Наконец, наступил день нашего выезда из Константинополя прямо на святой Афон. Ехали мы приблизительно несколько дней. Когда же стали подъезжать к Афону, то я не мог равнодушно смотреть на это святое место: ноги мои дрожали, сердце билось.
«Боже мой, — заговорил я сам себе, — вот где живут святые! Вот где Царица Небесная появляется своим праведникам, вот где почивает благодать Божия!» Появились на нашем пароходе афонские монахи, стали нас приглашать к себе, и я с другими паломниками отправился в Пантелеймоновский монастырь. Здесь мне не понравилось: монахи как-то холодны в своих между собой отношениях, и это мне в них не нравилось. Из этого монастыря я отправился в Андреевский монастырь, и вот здесь мне очень понравилось.
Андреевцы почему-то обратили на меня свое внимание, особенно иеросхимонах Мартиниан, потом Иезекииль, Варнава и сам настоятель великий Феоктист. Этот Феоктист был величайшим монахом в своей святой обители. Он был необыкновенно кроток и смирен сердцем. До него и после него равного ему не было такого смиреннейшего настоятеля в сей святой обители. Этот-то о. Феоктист и принял меня в свою обитель. Меня почему-то в этой обители называли японцем. Я предполагаю, что меня так называли потому, что у меня губы как-то выделялись, и по ним мне дали афонцы такую странную кличку. Когда я стал уже числиться послушником сей святой обители, когда стал исполнять клиросное послушание, то душа моя как будто бы чем-то стала наполняться светлым, добрым и святым. Я ежедневно ходил к о. Мартиниану и открывал ему все свои мысли и чувства. Молитва в то время очень сильна была во мне. Каждый день я как будто бы развивался, рос, совершенствовался, расширялся. Скоро я заболел ангиной, меня несколько раз сам настоятель о. Феоктист посещал больного. Через две недели я поправился. Скоро после этого меня отправили в Константинополь. Здесь я был некоторое время поваром и в то же время учился греческому языку.
В Константинополе монахи тоже меня любили и любили горячо. Здесь я часто ходил по разным святым местам. Один раз я отправился в Софию, и там я встретил кучку мулл. Эти муллы обступили меня, и два из них хорошо говорили по-русски. Я вступил с ними в дружескую беседу. Они мне сказали, что здесь, в сем храме, когда-то гремели речи Иоанна Златоуста. Эти слова турецкого муллы так на меня сильно подействовали, что я с этого самого момента почувствовал какое-то тяготение к проповедничеству. Я горячо просил Господа Бога и Царицу Небесную, чтобы и я был проповедником. С этого времени я начал читать Священное Писание, святоотеческие книги, творения отцов Церкви. Более других отцов я любил Оригена, Василия Великого.

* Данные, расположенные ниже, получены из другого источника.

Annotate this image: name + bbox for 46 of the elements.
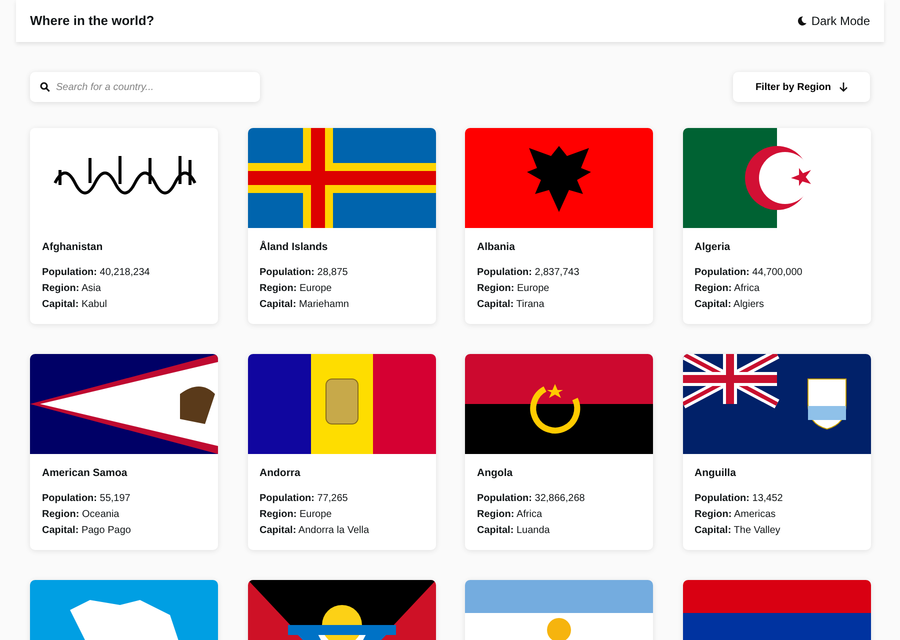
country-detail: Region: Europe — [260, 508, 333, 522]
country-card[interactable]: American Samoa Population: 55,197 Region: Oceania Capital: Pago Pago — [30, 354, 218, 550]
country-card[interactable]: Åland Islands Population: 28,875 Region: Europe Capital: Mariehamn — [248, 128, 436, 324]
country-name: American Samoa — [42, 466, 128, 481]
country-detail: Region: Africa — [694, 282, 761, 296]
country-detail: Capital: Tirana — [477, 298, 546, 312]
country-detail: Population: 2,837,743 — [477, 266, 580, 280]
country-name: Angola — [477, 466, 514, 481]
country-card[interactable]: Angola Population: 32,866,268 Region: Africa Capital: Luanda — [465, 354, 653, 550]
country-card[interactable]: Algeria Population: 44,700,000 Region: Africa Capital: Algiers — [682, 128, 870, 324]
country-card[interactable]: Afghanistan Population: 40,218,234 Region: Asia Capital: Kabul — [30, 128, 218, 324]
country-detail: Capital: Algiers — [694, 298, 765, 312]
country-detail: Population: 32,866,268 — [477, 492, 586, 506]
country-detail: Population: 55,197 — [42, 492, 132, 506]
country-detail: Region: Africa — [477, 508, 544, 522]
country-detail: Capital: The Valley — [694, 524, 782, 538]
filter-by-region-dropdown[interactable]: Filter by Region — [733, 72, 870, 102]
country-detail: Region: Europe — [260, 282, 333, 296]
app-title: Where in the world? — [30, 12, 154, 30]
country-name: Åland Islands — [260, 240, 329, 255]
country-card[interactable]: Andorra Population: 77,265 Region: Europe Capital: Andorra la Vella — [248, 354, 436, 550]
country-detail: Region: Europe — [477, 282, 550, 296]
country-detail: Capital: Pago Pago — [42, 524, 132, 538]
country-detail: Capital: Mariehamn — [260, 298, 350, 312]
country-detail: Region: Oceania — [42, 508, 120, 522]
country-detail: Capital: Kabul — [42, 298, 108, 312]
country-detail: Population: 44,700,000 — [694, 266, 804, 280]
country-name: Albania — [477, 240, 516, 255]
country-detail: Population: 28,875 — [260, 266, 349, 280]
country-detail: Region: Americas — [694, 508, 777, 522]
country-detail: Region: Asia — [42, 282, 102, 296]
country-card[interactable]: Anguilla Population: 13,452 Region: Americas Capital: The Valley — [682, 354, 870, 550]
country-detail: Capital: Luanda — [477, 524, 551, 538]
country-detail: Population: 13,452 — [694, 492, 784, 506]
country-name: Andorra — [260, 466, 302, 481]
search-field[interactable]: Search for a country... — [30, 72, 260, 102]
arrow-down-icon — [839, 82, 848, 92]
country-name: Afghanistan — [42, 240, 104, 255]
moon-icon — [797, 16, 808, 26]
country-detail: Population: 40,218,234 — [42, 266, 151, 280]
dark-mode-toggle[interactable]: Dark Mode — [797, 12, 870, 30]
country-detail: Population: 77,265 — [260, 492, 349, 506]
country-detail: Capital: Andorra la Vella — [260, 524, 370, 538]
country-card[interactable]: Albania Population: 2,837,743 Region: Europe Capital: Tirana — [465, 128, 653, 324]
country-name: Algeria — [694, 240, 732, 255]
country-name: Anguilla — [694, 466, 737, 481]
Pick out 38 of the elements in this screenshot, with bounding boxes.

В Константинополе я прожил несколько лет. Затем вернулся опять на Афон и здесь опять стал предаваться подвижнической жизни. В этот раз под день Святой Троицы, после долгого стояния церковной службы, я уснул и вижу очень реальный сон. Вот перед моими взорами развертывается какой-то дивный сад, изрытый грядами, и эти гряды, подобно волнам, одна за другой тянутся цепью. На этих грядах растут дивные цветы, а между ними ходят мужчина и женщина, и они к каждому цветку подходят и, наклоняясь над ним, поют: «Рай мой, рай мой». Я проснулся и тут почувствовал, что я где-то был. С этой минуты я трое суток не ел и не пил, а только от какой-то великой внутренней радости беспрестанно плакал. Отец Мартиниан, видя меня в таком состоянии духа, радовался. Жизнь моя на Афоне, при всех моих стремлениях к духовному подвигу, встречала со вне большие соблазны. Они проявлялись больше всего в том, что афонцы больше, чем самого дьявола, боятся национального безразличия. Для малоросса великоросс — сатана, а для великоросса малоросс — демон. Кроме сего, все они, еще того хуже, разделяются на губернское, уездное землячество. Другой соблазн — построенные в больших городах подворья, где монахи совершенно погибают. Третий соблазн, самый коренной — деньги, деньги и деньги! Я не раз с некоторыми монахами пытался откровенно беседовать, но я всегда уступал им, потому что они приходили в озлобление. Больших подвижников я не видел там. Если и приходилось с некоторыми подвижниками сближаться, то я скоро разочаровывался в них, разочаровывался потому, что у них, как я замечал, при всех их духовных подвигах, отсутствовала нравственная сторона в жизни, особенно это было заметно по отношению к ближним. Так я прожил некоторое время на Афоне. После сего моего пребывания там настоятель решил отправить меня в Петроград, тоже на подворье. В Петрограде случайно я познакомился со старшим келейником митрополита Палладия. Он меня представил митрополиту, а последний на свой счет отправил меня в Сибирь в Томск к епископу Макарию, а еп. Макарий к начальнику Алтайской духовной миссии.

Блаженный Максим.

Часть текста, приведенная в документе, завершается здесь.